De senectute
No estoy aquí, en la última milla, para dirigir un
discurso
filosófico cual Catón el Antiguo, severo patricio, un
tratado
en pulida prosa rítmica y académico estilo ciceroniano. Estoy
aquí,
en la última milla, en la primera, en la única milla
-siempre en mitad del camino
de la muerte-,
para acompañar al ajusticiado desde la celda al cadalso,
para acompañarme a mí mismo
(pues todos somos a la vez la víctima y el verdugo.
Y todos inocentes: mortales).
La nieve ha borrado el aromático rastro del seto, el
sonido de toda huella,
ha enmudecido a los pájaros,
ha igualado el prismático despliegue del arcoíris,
ojos de agua ciega, sordera absoluta, privación del
sentido.
Me he quedado en encías,
como un grotesco lactante de ochenta años,
de ochenta siglos,
en fábulas, en desmemorias, en muecas inútiles.
Cuna y tumba, rosa y ceniza, polos que se atraen y
repelen,
ártico y antártico igualmente glaciales
(y ecuador quimérico).
Noche a noche mi cama prefigura más su condición de
féretro,
blando ataúd donde entierro como en arena mis ilusiones
extintas, mis sueños de insomne.
La velada lámpara, la menguante luna asomada a cristales
me arropan en claror espectral, me envuelven, esbozan
los contornos de los objetos que me rodean
obstinados en inmutable presente, en materia
durable –caoba, mármol, metal, cuero,
lienzo y papeles frágiles, pero ajenos
al desgaste, a la consunción (objetos de mi propiedad:
yo los llamo puerilmente míos). Lo mismo que afuera
los arbolillos de la calle que mudando perennemente de
hoja
persisten en su ser de árboles sólo, de acacias
idénticas,
la piedra de las casas, el asfalto urbano
indiferente a los surcos que
imprime en él el tránsito rodado del hombre urgido,
del transeúnte que no va a
parte alguna:
todos sus trayectos son
viajes de retorno, sin retorno, agitación baldía.

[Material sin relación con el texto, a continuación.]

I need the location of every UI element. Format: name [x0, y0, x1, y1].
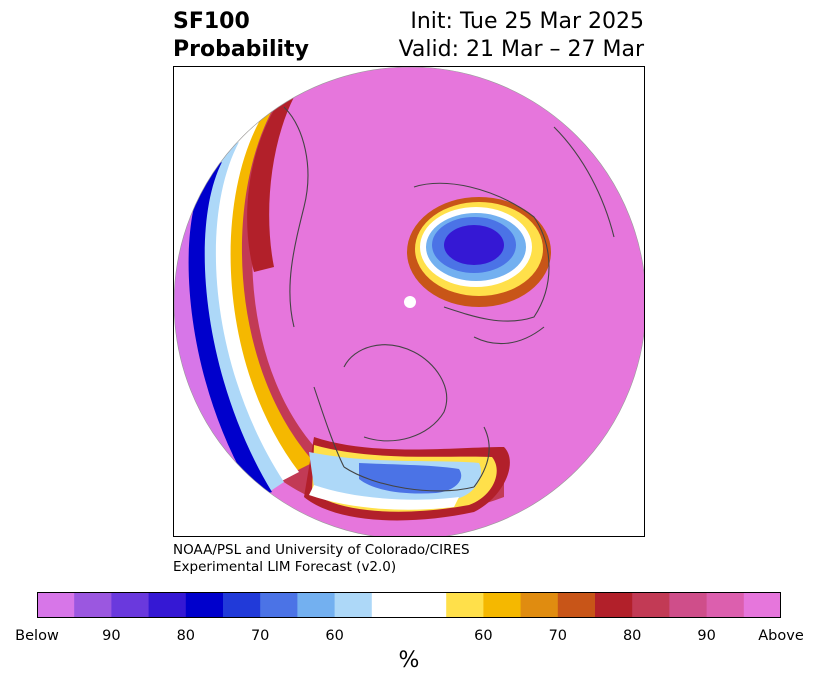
colorbar-swatch: [185, 592, 224, 618]
colorbar-swatch: [223, 592, 261, 618]
credit-line-2: Experimental LIM Forecast (v2.0): [173, 559, 397, 575]
product-title: Probability: [173, 37, 309, 62]
colorbar-swatch: [743, 592, 781, 618]
colorbar-tick-label: 80: [176, 628, 196, 644]
valid-range: Valid: 21 Mar – 27 Mar: [398, 37, 644, 62]
pacific-band-red: [210, 87, 505, 517]
colorbar: [37, 592, 781, 618]
usa-midblue: [359, 463, 462, 494]
pacific-band-lightblue: [199, 142, 284, 492]
coastlines: [283, 106, 615, 492]
colorbar-swatch: [148, 592, 187, 618]
colorbar-swatch: [706, 592, 745, 618]
polar-map: [174, 67, 644, 536]
init-date: Init: Tue 25 Mar 2025: [410, 9, 644, 34]
credit: NOAA/PSL and University of Colorado/CIRE…: [173, 542, 470, 576]
colorbar-swatch: [334, 592, 373, 618]
colorbar-unit: %: [398, 648, 420, 673]
colorbar-tick-label: 90: [697, 628, 716, 644]
colorbar-swatch: [557, 592, 596, 618]
colorbar-swatch: [632, 592, 670, 618]
colorbar-swatch: [111, 592, 150, 618]
colorbar-tick-label: Above: [758, 628, 804, 644]
colorbar-tick-label: 60: [325, 628, 344, 644]
colorbar-tick-label: 70: [548, 628, 568, 644]
colorbar-swatch: [520, 592, 559, 618]
colorbar-swatch: [409, 592, 447, 618]
colorbar-swatch: [446, 592, 484, 618]
colorbar-swatch: [371, 592, 410, 618]
title-left: SF100 Probability: [173, 8, 309, 64]
colorbar-tick-label: 90: [102, 628, 121, 644]
credit-line-1: NOAA/PSL and University of Colorado/CIRE…: [173, 542, 470, 558]
colorbar-swatches: [37, 592, 781, 618]
alaska-red: [247, 97, 294, 272]
colorbar-swatch: [595, 592, 633, 618]
colorbar-tick-label: 80: [622, 628, 642, 644]
eurasia-darkblue: [444, 225, 504, 265]
colorbar-border: [37, 592, 781, 618]
colorbar-tick-label: Below: [15, 628, 59, 644]
variable-title: SF100: [173, 9, 250, 34]
colorbar-tick-label: 60: [474, 628, 493, 644]
pole-marker: [404, 296, 416, 308]
map-panel: [173, 66, 645, 537]
colorbar-swatch: [297, 592, 336, 618]
colorbar-swatch: [37, 592, 75, 618]
colorbar-swatch: [260, 592, 298, 618]
usa-white: [309, 485, 459, 510]
colorbar-tick-label: 70: [250, 628, 270, 644]
colorbar-swatch: [483, 592, 522, 618]
colorbar-swatch: [669, 592, 708, 618]
colorbar-swatch: [74, 592, 112, 618]
title-right: Init: Tue 25 Mar 2025 Valid: 21 Mar – 27…: [399, 8, 644, 64]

La última milla se inicia ya
en los primeros pasos,
y antes de los primeros,
cuando el niño aún no puede
caminar, cuando en la
matriz, en la celda
del penal materno,
incomunicado, oprimido,
inconsciente del lejano
pecado, privado de habla
y de gesto, es incapaz de
asumir su propia defensa,
no puede protestar ni apelar
a nadie por su inaudita condena.
No llores, porque nadie
habrá de escucharte.
No abras el balcón: da sobre
la niebla.
No empieces a gemir tan
temprano: aún es noche.
No pierdas desde ahora lo
último que se pierde.
Calla, consuélate de la vida
con la vida misma.
Lo que en último término te
cobija es tu desamparo.
Umbral del frío, feliz año
nuevo, feliz año viejo,
dichoso año único.
Todo el pasado incumplido
está aún delante de ti.
Ayer te alecciono el futuro.
¿No lograste acaso cuanto
deseaste de veras
y muchas otras cosas que ni
siquiera soñaste?
¿En qué sueño te sientes,
pues, defraudado?
¿A qué aspiras en el
poniente?
Has plantado un árbol, has
tenido un hijo, has escrito un libro,
siempre un mismo libro,
un solo verso interminable.
Y te quejas, dices: “¿Qué
importa la posteridad
sin la anterioridad? ¿De qué
vale que me conozca el futuro
si me ignora el pasado?”.
La vejez por naturaleza es
algo habladora.
Nada tiene de extraño que te
repitas,
que vuelvas en vana espiral
a lo que te atribuló o te alentó,
que percibas aún el aroma del
jardín primero.
La memoria disminuye si no
se ejercita.
Desmemoriado y sin
esperanza,
contémplate sentado entre
los cipreses,
setos en flor y carcomidas
estatuas,
el pájaro en la rama, la
paloma en la piedra. Mira, toca en el mármol
tu muerte ayer, tu diaria
ceniza. Advierte la fuente,
el agua que corre… Y quédate
solo
con la ilusoria renta de tus
manos,
luces borradas, palabras
caídas.
Vicente Gaos. Última Thule. Provincia. León, 1980.